Rubbish-removal contractors really clean up on rehab jobs

You can do it yourself or, for just a little more, engage a rip-out crew

April 06, 2003|By Gary Dymski | Gary Dymski,SPECIAL TO THE SUN

Imagine how easy your next do-it-yourself remodeling project would be if you could get someone else to do the dirty work.

So meet Ray Schaeffner, who, along with other cleanup and rubbish removal contractors, makes a living doing just that. "What we do," Schaeffner says, "is the most undesirable part of a remodeling job."

Schaeffner owns Quality Cleanups, an Amityville, N.Y., company that specializes in "rip-outs" - debris removal and construction cleanup. In the remodeling trade, a rip-out is the ultimate preparation procedure. Depending upon the renovation specifications, a crew comes in and rips out the old room. Everything, or almost everything, goes. In many cases, rooms are readied for remodeling by being reduced to studded walls and plywood floors.

"There's this theory that if the homeowner is doing the work, then it's supposed to be a type of therapy, an enjoyable task," Schaeffner says. "There's nothing therapeutic or enjoyable about ripping out old walls and insulation. That kind of work takes the joy out of doing home improvement."

Cost of rubbish removal and rip-out work varies. If a homeowner provides the labor, rental of a small rubbish container and disposal can cost from about $200 to $300 (for a 5-yard or 10-yard Dumpster). On larger rooms, such as a kitchen with appliances to be moved, it can cost as much as $1,500 for a company to do complete removal, labor and containers included.

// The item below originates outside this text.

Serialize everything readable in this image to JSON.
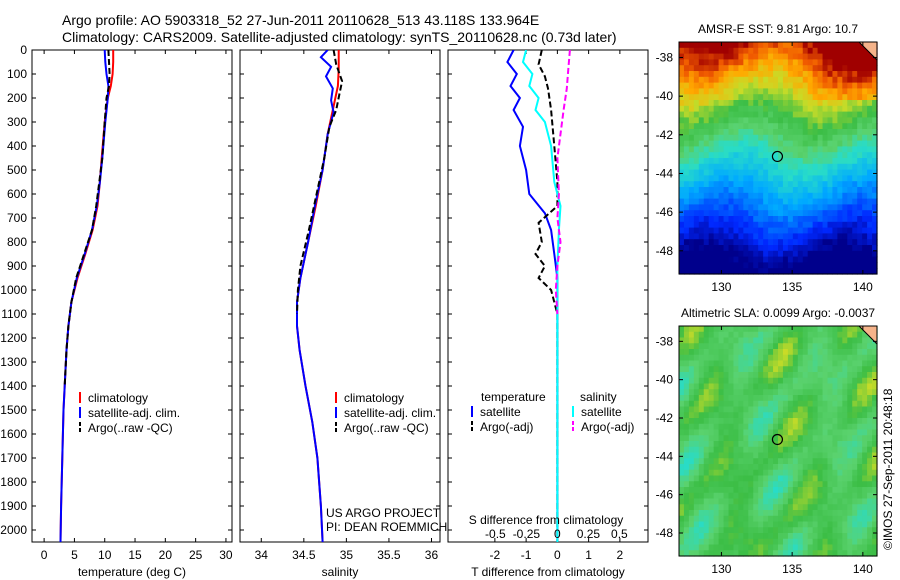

"Rubbish companies generally charge by the cubic yard of debris that is to be carted away," says Izzy Castro of Z-Best Rubbish Removal in West Babylon, N.Y. "A cubic yard is about the size of a regular washing machine - 3 feet high, 3 feet wide and 3 feet deep."

The difference between renting a Dumpster and doing rip-out work yourself, and having a rubbish team do all the work is often minimal. "We rent a 10-yard container for $300," Schaeffner says. "For us to rent the container, do the work and cart it away, we'd probably charge $375 or $400."

Other than money, one of the biggest roadblocks in do-it-yourself renovation is time. Hiring a rip-out crew can cut time and reduce mess.

"Contractors hire us," Castro says, "because they generally don't do tear-out work. To have a carpenter or plumber do that kind of work would be wasting skilled labor." When a rip-out crew is finished, well, it's like allowing an artist to start with a clean canvas.

Companies such as Quality Cleanups and Z-Best, which also specialize in outdoor and basement cleanups, work primarily for contractors. Contracts made directly with homeowners make up about 10 percent of their business, they say.

Except for a few guidelines, homeowners can find someone to do the dirty work by looking in the Yellow Pages under "rubbish" or "cleanup."

"We don't remove walls or do structural rip-outs unless it is approved by an architect or contractor," Castro says. "We don't have the knowledge, generally, to make those calls."

If there are concerns with removing hazardous materials, such as lead and asbestos, homeowners should first test to determine if these materials are present. If hazardous materials are present, then hiring a certified and licensed abatement company is required by law, experts say.

Both Schaeffner and Castro started in the landscape business about 15 years ago. During the winter months, when there wasn't much work to do, they decided to branch out. "We started cleaning out basements in the winter," says Castro, who operates Z-Best with his brother, Tony. "When there was a death in a family or a house was being sold, Realtors would contact us to clean out the junk from a basement."

Schaeffner's wife was a secretary for a contractor, and he started with construction cleanups.

"That led to people asking if I could rip out a bathroom, then a kitchen, and finally an entire house," he says. "Gradually, the business just grew."

Both companies do plenty of cleanup and rubbish removal for Realtors as well as new homeowners. But neither does lawn care any more. The rip-out business is too good.

Gary Dymski is a reporter for Newsday, a Tribune Publishing newspaper.